É tudo tão irreal, forjado sobre cinzas de um pássaro alado que não existe.
Não consigo encontrá-la e isso não me conduz à claridade.
Eu entendo que aquilo que me pertence não se chama negação,
somente a afirmação da minha inércia neste preâmbulo.
Não é bom termos tantos parâmetros, pois o óbvio pode ser instigante.
Gosto das vias diretas e não me importo com o fugaz.
Tenho medo de perdê-la, contudo não sei como tocá-la.
Será que hoje, amanhã ou depois falo o quanto eu a amo?
O que me divide é o medo, a incerteza e a impertinência
de tomar um espaço que foi tirado de mim e com o meu consentimento.
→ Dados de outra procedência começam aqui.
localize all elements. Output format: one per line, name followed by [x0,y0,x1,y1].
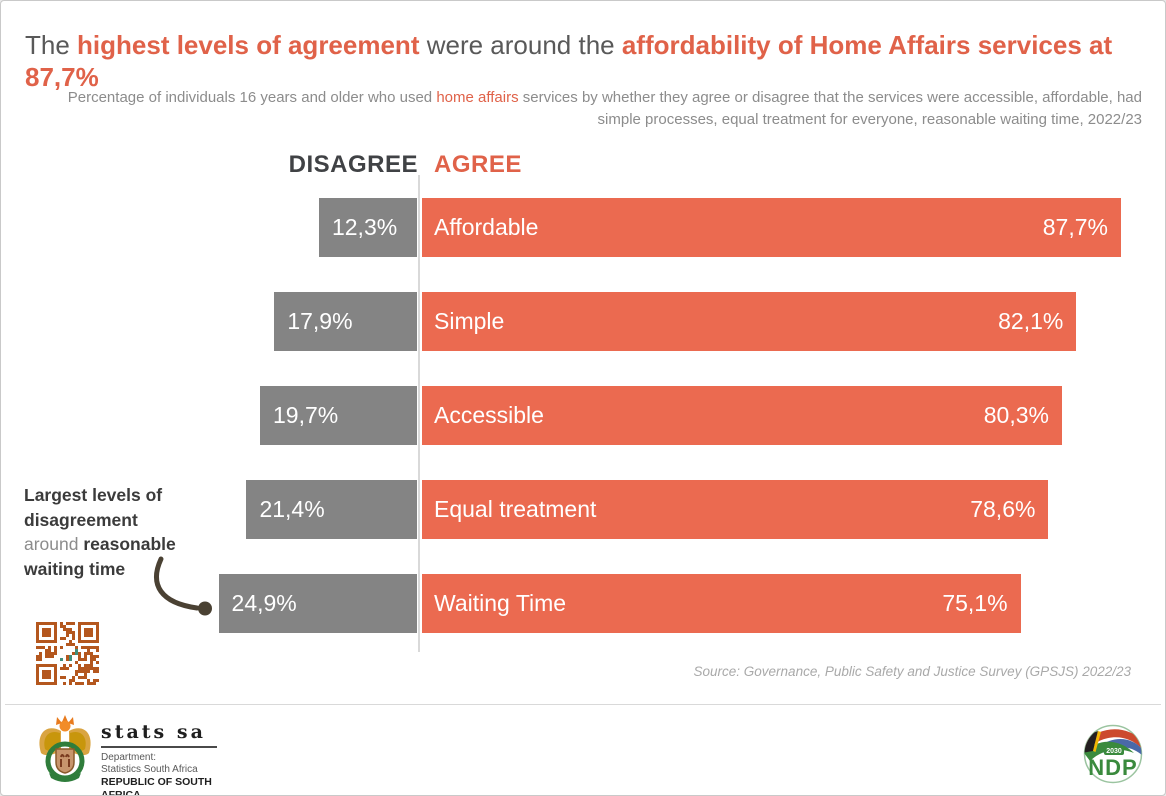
disagree-bar: 21,4% [246,480,417,539]
category-label: Accessible [434,402,544,428]
annotation-line: around reasonable [24,534,176,554]
agree-bar: Affordable 87,7% [422,198,1121,257]
axis-divider [418,175,420,652]
agree-bar: Simple 82,1% [422,292,1077,351]
disagree-value: 17,9% [287,308,353,334]
statssa-name: stats sa [101,721,206,743]
agree-bar: Equal treatment 78,6% [422,480,1049,539]
ndp-2030-logo-icon: 2030 NDP [1083,724,1143,784]
disagree-value: 12,3% [331,214,398,240]
disagree-bar: 12,3% [318,198,417,257]
agree-value: 82,1% [998,308,1064,334]
agree-bar: Accessible 80,3% [422,386,1062,445]
agree-bar: Waiting Time 75,1% [422,574,1021,633]
title-part: The [25,30,78,60]
source-note: Source: Governance, Public Safety and Ju… [693,664,1131,679]
page-title: The highest levels of agreement were aro… [25,29,1145,93]
ndp-label: NDP [1088,755,1137,780]
disagree-bar: 24,9% [218,574,417,633]
category-label: Waiting Time [434,590,567,616]
south-africa-coat-of-arms-icon [39,715,91,782]
title-highlight-1: highest levels of agreement [77,30,420,60]
bar-row: 12,3% Affordable 87,7% [1,198,1165,257]
qr-code-icon [36,622,99,685]
title-highlight-2: affordability of Home Affairs services a… [25,30,1113,92]
bar-row: 21,4% Equal treatment 78,6% [1,480,1165,539]
statssa-rule [101,746,217,748]
subtitle-text: Percentage of individuals 16 years and o… [67,89,437,106]
statssa-logo-text: stats sa Department: Statistics South Af… [101,721,251,796]
bar-row: 17,9% Simple 82,1% [1,292,1165,351]
agree-value: 78,6% [970,496,1036,522]
disagree-value: 21,4% [259,496,325,522]
agree-value: 87,7% [1042,214,1108,240]
callout-arrow-icon [154,556,212,616]
annotation-line: disagreement [24,509,138,530]
subtitle-accent: home affairs [436,89,519,106]
agree-value: 80,3% [983,402,1049,428]
annotation-callout: Largest levels of disagreement around re… [24,483,224,581]
disagree-header: DISAGREE [288,151,418,178]
agree-header: AGREE [434,151,522,178]
annotation-line: waiting time [24,558,126,579]
agree-value: 75,1% [942,590,1008,616]
statssa-department: Department: [101,752,157,763]
disagree-value: 19,7% [272,402,339,428]
category-label: Equal treatment [434,496,597,522]
chart-subtitle: Percentage of individuals 16 years and o… [49,87,1142,131]
statssa-country: REPUBLIC OF SOUTH AFRICA [101,776,212,796]
bar-row: 24,9% Waiting Time 75,1% [1,574,1165,633]
annotation-line: Largest levels of [24,485,163,505]
category-label: Simple [434,308,505,334]
footer-divider [5,704,1161,705]
disagree-bar: 17,9% [274,292,417,351]
statssa-department-name: Statistics South Africa [101,764,198,775]
ndp-year-label: 2030 [1106,748,1122,755]
subtitle-text: services by whether they agree or disagr… [518,89,1142,128]
bar-row: 19,7% Accessible 80,3% [1,386,1165,445]
disagree-bar: 19,7% [259,386,417,445]
title-part: were around the [419,30,622,60]
category-label: Affordable [434,214,539,240]
disagree-value: 24,9% [231,590,297,616]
Só orgulho é pouco e muito é o medo?
O meu desejo para no limite do outro, mas se não falar minha mente fica turva.
Se não me declarar posso me arrepender,
Mas se pronunciar um verso tenho que escutar firme a réplica.
A certeza que me cabe só foi medida pelo tempo que processo as informações.
Uma hora normal é um ano nos meus alfarrábios.
Mas isso, meus amigos, não é fruto meu não!
Isso foi plantado e cultivado da pior maneira possível.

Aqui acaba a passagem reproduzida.